The sanctions target Iranian efforts to domestically manufacture components for ballistic missiles, the US Treasury Department said, following Tuesday’s sanctions on some 20 companies in a network that it said has long sent Iranian oil to China.

Russia’s Vladimir Putin ignored meeting face-to-face with his Ukrainian counterpart, Mr Volodymyr Zelenskiy, in Turkey on Thursday, instead sending a second-tier delegation to planned peace talks, dealing a blow to prospects for a peace breakthrough.

Due to Mr Putin’s absence, Ukraine’s president said his defence minister would head up Ukraine’s team.

If the talks hold, it will be the first direct talks between the sides since March 2022.

This is slim as Mr Trump said there would be no movement without a meeting between himself and Putin.

The International Energy Agency (IEA) lifted its oil demand growth forecast in 2025 to 740,000 barrels per day, up 20,000 barrels per day from the previous report, citing higher economic growth forecasts and lower oil prices supporting consumption.

The IEA said economic headwinds and record sales of electric vehicles are expected to reduce demand growth to 650,000 barrels per day for the remainder of the year, from growth of nearly 1 million barrels per day in the first quarter.

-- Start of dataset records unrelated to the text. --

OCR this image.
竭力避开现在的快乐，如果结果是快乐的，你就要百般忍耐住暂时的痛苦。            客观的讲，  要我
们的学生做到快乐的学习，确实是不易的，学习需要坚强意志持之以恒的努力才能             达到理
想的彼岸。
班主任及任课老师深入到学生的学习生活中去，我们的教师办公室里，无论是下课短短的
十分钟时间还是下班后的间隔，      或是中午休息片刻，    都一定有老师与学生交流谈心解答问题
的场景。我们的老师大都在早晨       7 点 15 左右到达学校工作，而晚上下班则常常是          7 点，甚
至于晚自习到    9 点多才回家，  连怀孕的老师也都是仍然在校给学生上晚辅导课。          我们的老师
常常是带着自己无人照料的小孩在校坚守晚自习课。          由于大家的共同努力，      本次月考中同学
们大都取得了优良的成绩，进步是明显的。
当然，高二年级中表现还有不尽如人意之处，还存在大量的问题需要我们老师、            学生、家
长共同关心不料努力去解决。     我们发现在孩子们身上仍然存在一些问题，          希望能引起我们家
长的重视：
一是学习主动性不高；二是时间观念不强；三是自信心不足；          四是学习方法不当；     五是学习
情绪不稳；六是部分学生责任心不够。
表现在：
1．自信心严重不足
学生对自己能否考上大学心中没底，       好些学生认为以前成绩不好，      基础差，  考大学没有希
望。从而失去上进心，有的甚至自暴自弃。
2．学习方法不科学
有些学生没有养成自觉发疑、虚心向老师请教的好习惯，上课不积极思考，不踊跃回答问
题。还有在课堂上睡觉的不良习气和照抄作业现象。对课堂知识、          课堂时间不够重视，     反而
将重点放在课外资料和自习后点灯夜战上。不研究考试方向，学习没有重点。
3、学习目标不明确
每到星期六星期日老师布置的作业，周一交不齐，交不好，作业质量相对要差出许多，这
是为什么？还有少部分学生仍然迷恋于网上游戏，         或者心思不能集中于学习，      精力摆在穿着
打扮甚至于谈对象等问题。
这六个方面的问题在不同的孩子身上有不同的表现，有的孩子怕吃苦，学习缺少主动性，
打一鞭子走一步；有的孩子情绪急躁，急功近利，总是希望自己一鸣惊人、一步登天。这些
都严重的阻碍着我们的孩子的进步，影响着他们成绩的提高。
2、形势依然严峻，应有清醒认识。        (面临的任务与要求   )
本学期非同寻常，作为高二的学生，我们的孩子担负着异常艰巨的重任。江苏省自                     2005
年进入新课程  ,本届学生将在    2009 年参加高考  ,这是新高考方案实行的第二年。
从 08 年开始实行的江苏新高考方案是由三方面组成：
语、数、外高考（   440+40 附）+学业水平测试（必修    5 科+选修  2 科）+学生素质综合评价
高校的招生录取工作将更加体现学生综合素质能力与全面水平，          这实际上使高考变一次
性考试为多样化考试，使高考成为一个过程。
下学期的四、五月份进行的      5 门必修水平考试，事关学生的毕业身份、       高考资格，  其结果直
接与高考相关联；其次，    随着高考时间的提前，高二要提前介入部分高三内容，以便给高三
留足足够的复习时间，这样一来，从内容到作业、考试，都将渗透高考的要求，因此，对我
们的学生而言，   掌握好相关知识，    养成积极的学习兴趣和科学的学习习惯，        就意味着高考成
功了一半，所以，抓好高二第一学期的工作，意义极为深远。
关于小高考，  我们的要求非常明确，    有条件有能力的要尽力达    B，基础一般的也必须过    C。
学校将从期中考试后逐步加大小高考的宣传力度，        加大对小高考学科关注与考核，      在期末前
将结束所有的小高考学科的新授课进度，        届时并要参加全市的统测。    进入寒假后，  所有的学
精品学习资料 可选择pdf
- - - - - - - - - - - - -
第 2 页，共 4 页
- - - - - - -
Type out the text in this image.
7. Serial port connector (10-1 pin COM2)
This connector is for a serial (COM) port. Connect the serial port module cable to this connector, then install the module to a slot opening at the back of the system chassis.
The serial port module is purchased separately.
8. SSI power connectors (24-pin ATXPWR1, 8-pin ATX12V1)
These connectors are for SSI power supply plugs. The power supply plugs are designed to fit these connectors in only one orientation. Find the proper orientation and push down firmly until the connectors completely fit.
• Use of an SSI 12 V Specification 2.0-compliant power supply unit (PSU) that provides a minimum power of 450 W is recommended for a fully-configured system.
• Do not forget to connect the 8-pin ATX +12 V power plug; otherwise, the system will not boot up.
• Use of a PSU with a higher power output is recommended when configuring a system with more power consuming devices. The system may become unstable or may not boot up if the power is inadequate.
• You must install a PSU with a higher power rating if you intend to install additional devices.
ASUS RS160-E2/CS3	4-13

The Organization of the Petroleum Exporting Countries and allied producers, (OPEC+), has been increasing supply, although OPEC on Wednesday trimmed its forecast for growth in oil supply from the U.S. and other producers outside the wider OPEC+ group this year.

Weighing on prices, data from the US Energy Information Administration (EIA) on Wednesday showed crude stockpiles rose by 3.5 million barrels to 441.8 million barrels last week.